Étoile Farouche approuva sans un bruit. Ne lui posant pas la moindre question concernant l’accomplissement de la mission. Comprenant qu’il souhaitait entendre la suite, Pelage de Brume prit une grande inspiration avant de poursuivre son récit :

“ Ensuite… le Lieutenant du Lac m’a raccompagnée jusqu’à la frontière.” 

Elle déglutit péniblement. 

“Là, des chats,  quatre chats… des Sans-Clans, nous ont attaqués. Leur intention était visiblement de nous tendre un piège dans le but de nous tuer. J’ai réussi à fuir et je me suis cachée dans d’anciens terriers de garennes, où je suis parvenue à les semer. Je n’ai pu revenir qu’à la tombée du jour.”
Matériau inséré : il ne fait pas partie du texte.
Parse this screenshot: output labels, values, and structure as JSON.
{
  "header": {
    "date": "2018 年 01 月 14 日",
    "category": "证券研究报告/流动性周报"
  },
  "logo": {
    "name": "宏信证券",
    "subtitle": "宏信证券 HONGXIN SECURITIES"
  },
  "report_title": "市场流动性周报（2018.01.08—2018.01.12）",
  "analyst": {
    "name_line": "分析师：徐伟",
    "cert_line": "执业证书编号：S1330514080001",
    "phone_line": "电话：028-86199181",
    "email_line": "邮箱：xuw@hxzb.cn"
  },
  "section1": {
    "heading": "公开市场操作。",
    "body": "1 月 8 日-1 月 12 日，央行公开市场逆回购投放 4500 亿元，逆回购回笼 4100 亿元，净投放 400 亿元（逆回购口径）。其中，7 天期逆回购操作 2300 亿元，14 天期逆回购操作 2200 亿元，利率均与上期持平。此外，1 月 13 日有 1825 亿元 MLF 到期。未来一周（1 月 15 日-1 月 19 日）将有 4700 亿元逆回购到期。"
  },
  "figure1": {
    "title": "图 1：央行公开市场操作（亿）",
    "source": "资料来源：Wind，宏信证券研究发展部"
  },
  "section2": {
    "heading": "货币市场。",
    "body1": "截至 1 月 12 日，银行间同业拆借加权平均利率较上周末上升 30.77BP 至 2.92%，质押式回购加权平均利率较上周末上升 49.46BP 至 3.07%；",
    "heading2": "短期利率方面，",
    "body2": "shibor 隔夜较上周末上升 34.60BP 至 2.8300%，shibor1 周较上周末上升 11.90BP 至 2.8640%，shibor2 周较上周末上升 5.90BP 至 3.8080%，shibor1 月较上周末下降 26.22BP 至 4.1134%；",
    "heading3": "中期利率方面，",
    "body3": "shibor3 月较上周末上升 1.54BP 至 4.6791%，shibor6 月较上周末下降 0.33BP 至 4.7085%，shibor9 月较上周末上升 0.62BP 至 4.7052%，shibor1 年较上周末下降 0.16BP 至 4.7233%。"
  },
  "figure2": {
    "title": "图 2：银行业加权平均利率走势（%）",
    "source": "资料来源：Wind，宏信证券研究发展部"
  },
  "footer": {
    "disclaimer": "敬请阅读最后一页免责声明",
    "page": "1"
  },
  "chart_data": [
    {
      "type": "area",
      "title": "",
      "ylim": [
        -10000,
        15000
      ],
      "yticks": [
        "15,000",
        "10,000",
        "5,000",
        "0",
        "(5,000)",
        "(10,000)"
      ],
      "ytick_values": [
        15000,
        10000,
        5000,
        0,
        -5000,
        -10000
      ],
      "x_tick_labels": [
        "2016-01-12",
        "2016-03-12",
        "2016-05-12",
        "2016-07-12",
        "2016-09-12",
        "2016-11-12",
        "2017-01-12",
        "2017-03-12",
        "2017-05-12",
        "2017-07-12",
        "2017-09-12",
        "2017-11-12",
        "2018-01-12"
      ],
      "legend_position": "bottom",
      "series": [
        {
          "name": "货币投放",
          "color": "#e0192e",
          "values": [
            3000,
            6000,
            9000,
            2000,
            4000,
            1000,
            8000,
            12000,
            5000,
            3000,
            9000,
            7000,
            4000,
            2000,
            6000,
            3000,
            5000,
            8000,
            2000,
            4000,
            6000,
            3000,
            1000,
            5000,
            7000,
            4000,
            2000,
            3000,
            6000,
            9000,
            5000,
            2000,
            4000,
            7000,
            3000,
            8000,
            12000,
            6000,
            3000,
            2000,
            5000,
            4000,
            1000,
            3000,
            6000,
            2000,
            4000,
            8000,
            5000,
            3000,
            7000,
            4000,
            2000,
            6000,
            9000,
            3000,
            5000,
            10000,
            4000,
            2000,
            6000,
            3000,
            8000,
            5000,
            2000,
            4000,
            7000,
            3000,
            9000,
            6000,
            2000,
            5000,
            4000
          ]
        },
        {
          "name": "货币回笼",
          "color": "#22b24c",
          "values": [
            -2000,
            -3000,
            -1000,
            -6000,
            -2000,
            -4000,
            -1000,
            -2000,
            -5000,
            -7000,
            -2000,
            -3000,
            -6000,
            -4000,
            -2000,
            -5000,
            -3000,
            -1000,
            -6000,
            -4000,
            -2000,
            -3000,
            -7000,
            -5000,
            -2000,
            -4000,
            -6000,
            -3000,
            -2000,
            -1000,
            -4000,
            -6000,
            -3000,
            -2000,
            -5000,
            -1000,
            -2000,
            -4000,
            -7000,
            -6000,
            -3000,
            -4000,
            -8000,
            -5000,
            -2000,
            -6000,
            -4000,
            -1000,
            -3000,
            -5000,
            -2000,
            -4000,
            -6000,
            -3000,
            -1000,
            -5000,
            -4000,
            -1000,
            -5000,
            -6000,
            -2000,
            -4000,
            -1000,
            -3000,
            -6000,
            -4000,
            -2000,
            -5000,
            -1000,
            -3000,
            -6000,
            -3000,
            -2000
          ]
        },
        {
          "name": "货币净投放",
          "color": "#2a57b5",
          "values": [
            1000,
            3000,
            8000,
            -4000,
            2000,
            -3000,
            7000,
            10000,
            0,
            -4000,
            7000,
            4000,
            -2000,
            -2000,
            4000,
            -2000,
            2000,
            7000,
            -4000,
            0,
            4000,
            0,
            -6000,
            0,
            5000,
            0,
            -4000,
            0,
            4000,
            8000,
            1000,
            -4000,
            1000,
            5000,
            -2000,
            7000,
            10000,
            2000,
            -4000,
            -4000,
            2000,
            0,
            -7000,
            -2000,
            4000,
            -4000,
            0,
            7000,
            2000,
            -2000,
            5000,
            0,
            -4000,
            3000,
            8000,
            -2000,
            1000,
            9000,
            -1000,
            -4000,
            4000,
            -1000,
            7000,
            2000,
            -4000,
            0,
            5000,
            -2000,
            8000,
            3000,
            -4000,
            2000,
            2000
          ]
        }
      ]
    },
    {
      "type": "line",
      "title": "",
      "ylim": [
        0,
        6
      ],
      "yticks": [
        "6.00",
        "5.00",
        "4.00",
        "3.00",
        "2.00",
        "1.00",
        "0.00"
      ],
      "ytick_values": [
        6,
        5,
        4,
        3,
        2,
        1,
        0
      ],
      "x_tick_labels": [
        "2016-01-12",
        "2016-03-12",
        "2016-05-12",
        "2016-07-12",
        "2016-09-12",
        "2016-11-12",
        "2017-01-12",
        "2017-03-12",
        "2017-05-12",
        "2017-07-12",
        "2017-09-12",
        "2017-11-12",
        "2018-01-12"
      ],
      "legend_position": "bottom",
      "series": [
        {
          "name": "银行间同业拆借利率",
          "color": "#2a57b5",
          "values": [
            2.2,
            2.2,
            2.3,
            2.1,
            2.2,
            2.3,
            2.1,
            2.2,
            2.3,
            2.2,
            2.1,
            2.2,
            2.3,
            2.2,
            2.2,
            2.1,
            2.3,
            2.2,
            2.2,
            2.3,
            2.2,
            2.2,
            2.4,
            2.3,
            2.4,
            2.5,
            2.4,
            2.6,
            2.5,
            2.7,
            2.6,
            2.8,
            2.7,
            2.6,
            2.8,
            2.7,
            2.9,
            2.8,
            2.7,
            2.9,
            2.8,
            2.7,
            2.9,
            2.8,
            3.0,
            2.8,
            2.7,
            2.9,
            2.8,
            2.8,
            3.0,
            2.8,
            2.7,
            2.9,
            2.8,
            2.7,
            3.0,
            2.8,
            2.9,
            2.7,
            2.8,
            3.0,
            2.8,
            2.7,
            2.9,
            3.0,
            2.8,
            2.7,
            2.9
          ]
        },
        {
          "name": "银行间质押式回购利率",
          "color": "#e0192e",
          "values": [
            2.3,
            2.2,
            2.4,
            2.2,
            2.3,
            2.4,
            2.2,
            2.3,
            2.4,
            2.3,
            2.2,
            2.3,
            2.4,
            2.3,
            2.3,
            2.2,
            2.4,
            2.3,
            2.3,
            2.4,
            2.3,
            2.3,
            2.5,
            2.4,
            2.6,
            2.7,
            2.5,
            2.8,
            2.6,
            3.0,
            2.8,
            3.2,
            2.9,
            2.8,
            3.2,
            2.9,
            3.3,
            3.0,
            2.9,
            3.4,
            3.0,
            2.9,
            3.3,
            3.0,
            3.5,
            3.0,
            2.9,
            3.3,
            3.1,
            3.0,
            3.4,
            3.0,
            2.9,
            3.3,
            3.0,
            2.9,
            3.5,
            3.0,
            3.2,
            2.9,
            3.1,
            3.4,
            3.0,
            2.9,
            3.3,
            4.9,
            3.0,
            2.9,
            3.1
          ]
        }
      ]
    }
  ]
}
Discrètement, elle avait laissé glisser quelques œillades vers son père pendant qu’elle énonçait placidement les faits. Mais Étoile Farouche ne laissait filtrer aucune émotion. De peur, de colère, d’angoisse, de surprise, rien. Seulement ces yeux gris comme la pierre posée sur elle avec sérieux et retenu.

La faisant sursauter, il demanda alors très froidement : 

-T-ont-ils suivi ? 

-Je l’ignore… je suis revenue jusqu’au camp en passant par les Arbres aux Chouettes pour éviter de me faire surprendre par une nouvelle embuscade. J’ai fait aussi vite que j’ai pu et je n’ai pas eu l’impression d’être pourchassée. 

-Et le Lieutenant du Lac ? ” 

Cette question, qu’elle redoutait, fit s’agiter sa queue sur le sol en dépit de ses efforts pour se maîtriser, tandis que réapparut derrière ses prunelles la fourrure auburn du Lieutenant du Lac disparaissant dans la nuit.  

-Je doute que les Sans-Clans aient réussi à le tuer… Finit-elle par répondre au bout de quelques secondes.  Mais… mais  rien n’est sûr.”

Pelage de Brume s’était mise à fixer ses pattes, et n’osait plus relever ses yeux dorés vers son Chef. Comment aurait-elle pu lui dire…  que si elle se tenait là devant lui en ce moment, si elle était encore en vie à l’heure actuelle, elle la fille du Meneur du Feu, c’était uniquement  grâce au secours du Lieutenant d’un Clan adverse. Sans parler, bien sûr, de leur tête à tête contraints dans les galeries souterraines. Une épisode si honteux qu’elle préférait désormais tenir sa conscience aussi loin que possible de cet humiliant souvenir, qu’elle se jurait en l'instant d’emporter avec elle dans la tombe. Anxieuse et craignant qu’Étoile Farouche ne décèle les mensonges par omissions parsemant son récit des événements, tout son corps était tendu dans l’attente de la réaction du mâle marron et blanc. 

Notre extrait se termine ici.